Совместное жительство в камере с семьюдесятью бритоголовыми кандальными — как привилегированный, Серапион в кандалы не был закован, половины головы ему не брили — угнетающим образом действовало на расшатанную нервную систему старика, которого при суде присяжных наверное признали бы ‘действовавшим без разумения’, что и было в действительности, старик нес жестокую кару за болезненную слабость к спиртным напиткам.
В течение первых же двух месяцев содержания в тюрьме Серапион два раза ложился в лазарет с ломотными недугами, удушьем, лишением сна и спокойствия, в котором находился недели по три, усердно натирая себя мазями, пил ‘грудной сбор, и вел большую дружбу с фельдшерами.

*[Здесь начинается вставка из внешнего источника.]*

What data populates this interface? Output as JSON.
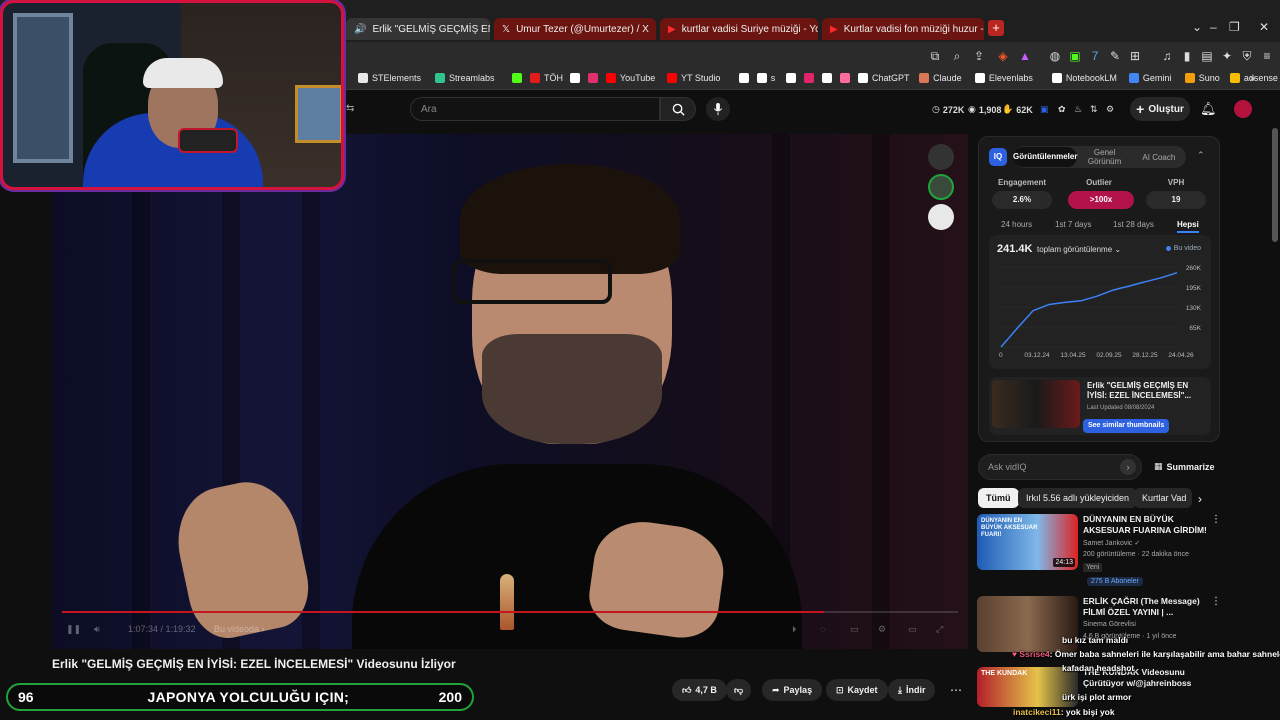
{
  "browser": {
    "tabs": [
      {
        "label": "Erlik \"GELMİŞ GEÇMİŞ EN İYİSİ",
        "icon": "speaker-icon",
        "active": true
      },
      {
        "label": "Umur Tezer (@Umurtezer) / X",
        "icon": "x-icon"
      },
      {
        "label": "kurtlar vadisi Suriye müziği - YouTube",
        "icon": "youtube-icon"
      },
      {
        "label": "Kurtlar vadisi fon müziği huzur - You",
        "icon": "youtube-icon"
      }
    ],
    "new_tab": "+",
    "window_controls": [
      "⌄",
      "–",
      "❐",
      "✕"
    ],
    "bookmarks": [
      {
        "label": "STElements",
        "color": "#e8e8e8"
      },
      {
        "label": "Streamlabs",
        "color": "#31c48d"
      },
      {
        "label": "",
        "color": "#53fc18"
      },
      {
        "label": "TÖH",
        "color": "#e21b1b"
      },
      {
        "label": "",
        "color": "#ffffff"
      },
      {
        "label": "",
        "color": "#e1306c"
      },
      {
        "label": "YouTube",
        "color": "#ff0000"
      },
      {
        "label": "YT Studio",
        "color": "#ff0000"
      },
      {
        "label": "",
        "color": "#ffffff"
      },
      {
        "label": "s",
        "color": "#ffffff"
      },
      {
        "label": "",
        "color": "#ffffff"
      },
      {
        "label": "",
        "color": "#e2246b"
      },
      {
        "label": "",
        "color": "#ffffff"
      },
      {
        "label": "",
        "color": "#ff6b9d"
      },
      {
        "label": "ChatGPT",
        "color": "#ffffff"
      },
      {
        "label": "Claude",
        "color": "#d97757"
      },
      {
        "label": "Elevenlabs",
        "color": "#ffffff"
      },
      {
        "label": "NotebookLM",
        "color": "#ffffff"
      },
      {
        "label": "Gemini",
        "color": "#4285f4"
      },
      {
        "label": "Suno",
        "color": "#f59e0b"
      },
      {
        "label": "adsense",
        "color": "#fbbc04"
      }
    ],
    "bookmarks_more": "»"
  },
  "youtube": {
    "search_placeholder": "Ara",
    "header_stats": [
      {
        "icon": "clock-icon",
        "value": "272K"
      },
      {
        "icon": "eye-icon",
        "value": "1,908"
      },
      {
        "icon": "thumb-icon",
        "value": "62K"
      }
    ],
    "create_label": "Oluştur",
    "video_title": "Erlik \"GELMİŞ GEÇMİŞ EN İYİSİ: EZEL İNCELEMESİ\" Videosunu İzliyor",
    "video_time": "1:07:34 / 1:19:32",
    "video_chapter": "Bu videoda ›",
    "progress": 0.85,
    "actions": {
      "like": "4,7 B",
      "share": "Paylaş",
      "save": "Kaydet",
      "download": "İndir"
    }
  },
  "ticker": {
    "left": "96",
    "text": "JAPONYA YOLCULUĞU IÇIN;",
    "right": "200",
    "border_color": "#21a33b"
  },
  "vidiq": {
    "logo": "IQ",
    "tabs": [
      "Görüntülenmeler",
      "Genel Görünüm",
      "AI Coach"
    ],
    "metrics": [
      {
        "label": "Engagement",
        "value": "2.6%"
      },
      {
        "label": "Outlier",
        "value": ">100x"
      },
      {
        "label": "VPH",
        "value": "19"
      }
    ],
    "periods": [
      "24 hours",
      "1st 7 days",
      "1st 28 days",
      "Hepsi"
    ],
    "total_views": "241.4K",
    "views_dropdown": "toplam görüntülenme",
    "legend": "Bu video",
    "related_title": "Erlik \"GELMİŞ GEÇMİŞ EN İYİSİ: EZEL İNCELEMESİ\"...",
    "related_updated": "Last Updated 08/08/2024",
    "related_button": "See similar thumbnails",
    "ask_placeholder": "Ask vidIQ",
    "summarize": "Summarize"
  },
  "chart_data": {
    "type": "line",
    "x": [
      "03.12.24",
      "13.04.25",
      "02.09.25",
      "28.12.25",
      "24.04.26"
    ],
    "y_ticks": [
      "0",
      "65K",
      "130K",
      "195K",
      "260K"
    ],
    "ylim": [
      0,
      260000
    ],
    "series": [
      {
        "name": "Bu video",
        "values": [
          0,
          60000,
          118000,
          138000,
          145000,
          150000,
          165000,
          185000,
          198000,
          212000,
          225000,
          241400
        ]
      }
    ]
  },
  "chips": [
    "Tümü",
    "Irkıl 5.56 adlı yükleyiciden",
    "Kurtlar Vad"
  ],
  "recommendations": [
    {
      "title": "DÜNYANIN EN BÜYÜK AKSESUAR FUARINA GİRDİM! ...",
      "channel": "Samet Jankovic ✓",
      "meta": "200 görüntüleme · 22 dakika önce",
      "badge": "Yeni",
      "subs": "275 B Aboneler",
      "duration": "24:13",
      "thumb_text": "DÜNYANIN EN BÜYÜK AKSESUAR FUARI!"
    },
    {
      "title": "ERLİK ÇAĞRI (The Message) FİLMİ ÖZEL YAYINI | ...",
      "channel": "Sinema Görevlisi",
      "meta": "4,6 B görüntüleme · 1 yıl önce",
      "badge": "",
      "subs": "",
      "duration": "",
      "thumb_text": ""
    },
    {
      "title": "THE KUNDAK Videosunu Çürütüyor w/@jahreinboss",
      "channel": "",
      "meta": "",
      "badge": "",
      "subs": "",
      "duration": "",
      "thumb_text": "THE KUNDAK"
    }
  ],
  "chat": [
    {
      "user": "",
      "text": "bu kız tam maldı"
    },
    {
      "user": "Ssrise4",
      "text": ": Ömer baba sahneleri ile karşılaşabilir ama bahar sahneleri"
    },
    {
      "user": "",
      "text": "kafadan headshot"
    },
    {
      "user": "",
      "text": "ürk işi plot armor"
    },
    {
      "user": "inatcikeci11",
      "text": ": yok bişi yok"
    }
  ],
  "ui": {
    "more_dots": "⋯",
    "kebab": "⋮",
    "chip_next": "›"
  }
}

— Занятный старичок, умственный,— докладывал фельдшер,— попал за напрасно в каторгу. — ‘Ничего, говорит, не помню, что и как случилось! Зарежьте, ничего не помню. Разве бы я, священник, служитель у престола господня, в своем уме такое дело сделал?! У попадьи нашлась бы для меня и пятишка, а тут два рубля семьдесят шесть копеек! Затмение нашло, наказал господь!’ Тяготится старик жить вместе с каторгой: обижать, его — не обижают, на это не жалуется, никто пальцем не трогает, а зубы скалят, этим тяготится. ‘Поп! отслужи молебен святому Василию, моему анделу хранителю: я сегодня именинник!’ — ‘Повенчай Федьку на Митьке, пора им в закон войти: забережит Митька, с тебя спросится’. — ‘За свой грех в каторгу пришел, за чужие грехи получал денежки! Почем тебе на исповеди за грех платили?’ — ‘Попы — известная порода: семитка по семитке, полтина по полтине — сотни насбирывают! Помахал кадилом — рубль пожалуйте’. — ‘У нас в тюрьме, отец Серапион, на доходы не надейся, грешим, денежки не платим!’ Другие заступались за старика: ‘Не обижай попа, ребята! один пришел на поглядку, на всю каторгу один, изведем, когда другого дождемся?’. — ‘С попом жить вольготнее: фарту больше’. — ‘Не говори! Пересек поп дорогу, попадет навстречу — фарта не бывает’. — ‘То на воле,— в тюрьме другой распорядок’. — ‘Подарил бы попадью на компанию’.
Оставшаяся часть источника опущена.